Three silversword plants growing in a greenhouse at Haleakala National Park will be taking a trip to South Korea for display in the Goyang International Horticulture Show from Thursday to May 11.
The unique federally "threatened" species, found only on the upper slopes of Haleakala, will be part of the County of Maui's booth at the horticulture show, a news release from Mayor Alan Arakawa's office said Tuesday.
The booth also will focus on Maui's rain forests, beaches and tropical flowers.
Haleakala silverswords are inspected by Lance Otsubo (second from right) of the U.S. Agriculture Department Plant Protection and Quarantine program. Joining Otsubo are Teena Rasmussen (from left), director of the Mayor’s Office of Economic Development; floral designer Asa Ige; and Haleakala National Park botanist Steve Anderson. Silverswords will be shipped to South Korea for the Goyang International Horticulture Show that runs from Thursday to May 11.
County of Maui / LOIS WHITNEY photo
Asa Ige has been hired to design the booth and to travel to South Korea with the silversword plants, the news release said. Hawaiian Airlines is flying the plants to South Korea without charge.
Haleakala National Park Ranger Stephen Anderson will be attending the show as well, answering questions about the silversword, or ahinahina, ongoing research to protect the plant, and ecosystem management efforts to spur recovery.
Arakawa said that Goyang, Maui County's sister city, has been interested in displaying the silversword "from the moment we became a sister city back in 2011."
It was not easy to obtain permits to send the three plants overseas. Teena Rasmussen, director of the Mayor's Office of Economic Development, said it took the county nine months to obtain permits from the National Park Service, U.S. Fish & Wildlife Service and U.S. Department of Agriculture.
She added that this is the first time since 1992, when the plant was listed as a threatened species, that silversword plants have been shipped abroad.
Haleakala National Park Superintendent Natalie Gates noted that the three plants were grown in the park greenhouse and were not removed from the wild. They are part of an experiment testing the effects of climate change on native vegetation.
"The plants were not collected from natural habitat for this exhibit since all natural and cultural resources in the park are protected and cannot be removed," Gates said. "The Goyang Flower Show allows the park to introduce this amazing species to an international audience and highlights the important role national parks worldwide play in protecting biodiversity."
The silverswords will be returned to the park after the show and will be used in park environmental education programs, the news release said.
In what is characterized by U.S. Geological Survey scientists as a "bloom and doom" process, the plant grows anywhere from 20 to 90 years before flowering. Once the plant flowers, or reaches adulthood, it disperses its seed and dies shortly after.

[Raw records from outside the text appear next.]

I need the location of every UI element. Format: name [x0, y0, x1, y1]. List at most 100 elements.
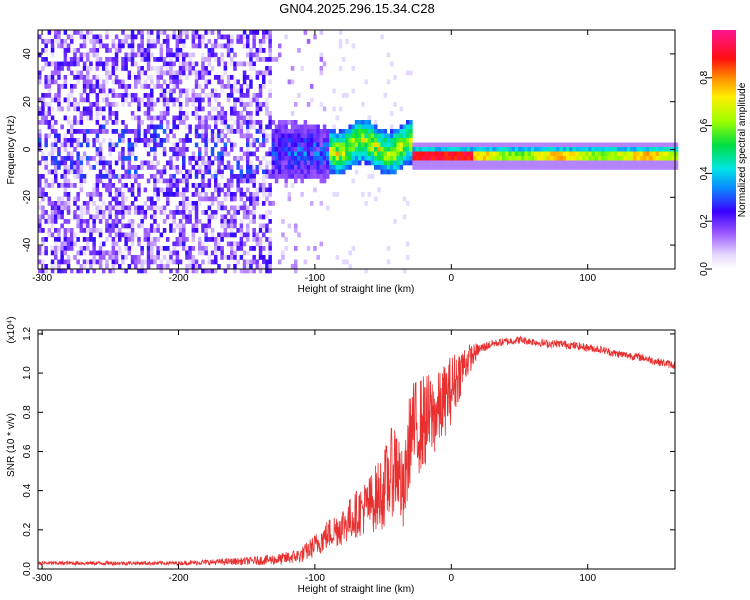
spectrogram-cell — [214, 52, 218, 58]
spectrogram-cell — [300, 174, 304, 179]
spectrogram-cell — [274, 142, 279, 148]
spectrogram-cell — [73, 210, 77, 215]
spectrogram-cell — [220, 151, 224, 157]
spectrogram-cell — [258, 57, 263, 62]
spectrogram-cell — [210, 210, 215, 215]
spectrogram-cell — [156, 70, 160, 76]
spectrogram-cell — [66, 259, 71, 265]
spectrogram-cell — [578, 151, 583, 157]
spectrogram-cell — [319, 241, 324, 247]
spectrogram-cell — [633, 160, 637, 166]
spectrogram-cell — [111, 88, 116, 94]
spectrogram-cell — [268, 88, 272, 94]
spectrogram-cell — [207, 93, 212, 98]
spectrogram-cell — [540, 160, 544, 166]
spectrogram-cell — [105, 102, 109, 107]
spectrogram-cell — [268, 169, 272, 175]
spectrogram-cell — [140, 223, 144, 229]
spectrogram-cell — [457, 151, 461, 157]
spectrogram-cell — [361, 156, 365, 161]
spectrogram-cell — [130, 255, 135, 260]
spectrogram-cell — [386, 246, 391, 251]
spectrogram-cell — [598, 160, 602, 166]
spectrogram-cell — [358, 129, 362, 134]
spectrogram-cell — [242, 210, 247, 215]
spectrogram-cell — [233, 250, 237, 256]
spectrogram-cell — [636, 142, 640, 148]
spectrogram-cell — [396, 165, 400, 170]
spectrogram-cell — [166, 259, 170, 265]
spectrogram-cell — [105, 57, 109, 62]
spectrogram-cell — [63, 43, 68, 49]
spectrogram-cell — [290, 147, 295, 152]
spectrogram-cell — [118, 187, 122, 193]
spectrogram-cell — [306, 169, 311, 175]
spectrogram-cell — [159, 43, 164, 49]
spectrogram-cell — [159, 75, 164, 80]
spectrogram-cell — [150, 196, 154, 202]
spectrogram-cell — [57, 133, 61, 139]
spectrogram-cell — [121, 84, 125, 89]
spectrogram-cell — [255, 102, 260, 107]
spectrogram-cell — [572, 142, 576, 148]
spectrogram-cell — [95, 129, 100, 134]
spectrogram-cell — [105, 183, 109, 188]
spectrogram-cell — [607, 165, 612, 170]
spectrogram-cell — [185, 138, 189, 143]
spectrogram-cell — [265, 259, 269, 265]
spectrogram-cell — [114, 219, 119, 224]
spectrogram-cell — [623, 160, 628, 166]
spectrogram-cell — [194, 61, 199, 67]
spectrogram-cell — [66, 196, 71, 202]
spectrogram-cell — [146, 111, 151, 116]
spectrogram-cell — [169, 156, 173, 161]
spectrogram-cell — [114, 196, 119, 202]
spectrogram-cell — [54, 174, 58, 179]
spectrogram-cell — [226, 34, 231, 40]
spectrogram-cell — [233, 142, 237, 148]
spectrogram-cell — [162, 219, 167, 224]
spectrogram-cell — [511, 151, 516, 157]
spectrogram-cell — [76, 174, 80, 179]
spectrogram-cell — [217, 246, 221, 251]
spectrogram-cell — [546, 160, 551, 166]
spectrogram-cell — [492, 160, 496, 166]
spectrogram-cell — [342, 147, 346, 152]
spectrogram-cell — [310, 174, 314, 179]
spectrogram-cell — [114, 187, 119, 193]
spectrogram-cell — [463, 147, 468, 152]
spectrogram-cell — [166, 160, 170, 166]
spectrogram-cell — [223, 66, 228, 71]
spectrogram-cell — [214, 43, 218, 49]
spectrogram-cell — [658, 142, 663, 148]
spectrogram-cell — [249, 111, 253, 116]
spectrogram-cell — [396, 151, 400, 157]
spectrogram-cell — [217, 201, 221, 206]
spectrogram-cell — [76, 165, 80, 170]
spectrogram-cell — [159, 232, 164, 238]
spectrogram-cell — [76, 129, 80, 134]
spectrogram-cell — [169, 214, 173, 220]
spectrogram-cell — [127, 43, 132, 49]
spectrogram-cell — [166, 106, 170, 112]
spectrogram-cell — [178, 120, 183, 125]
spectrogram-cell — [233, 232, 237, 238]
spectrogram-cell — [620, 151, 624, 157]
spectrogram-cell — [111, 223, 116, 229]
spectrogram-cell — [178, 232, 183, 238]
spectrogram-cell — [66, 120, 71, 125]
spectrogram-cell — [150, 259, 154, 265]
spectrogram-cell — [214, 156, 218, 161]
spectrogram-cell — [178, 111, 183, 116]
spectrogram-cell — [233, 210, 237, 215]
spectrogram-cell — [390, 138, 394, 143]
spectrogram-cell — [178, 39, 183, 44]
snr-x-axis-label: Height of straight line (km) — [298, 584, 415, 595]
spectrogram-cell — [642, 160, 647, 166]
spectrogram-cell — [402, 129, 407, 134]
spectrogram-cell — [182, 192, 186, 197]
spectrogram-cell — [92, 214, 96, 220]
spectrogram-cell — [130, 237, 135, 242]
spectrogram-cell — [86, 160, 90, 166]
spectrogram-cell — [185, 169, 189, 175]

"The silversword is an important native plant, culturally and ecologically for Maui, and we are proud to share it with the people of Goyang," Arakawa said. "South Korean visitors are known for their love of hiking, wildlife and the outdoors so this is also an important outreach for our tourism industry. This is truly a great opportunity to help preserve this beautiful plant while educating the world about the impacts of climate change on our environment, especially on rare and fragile plants like this."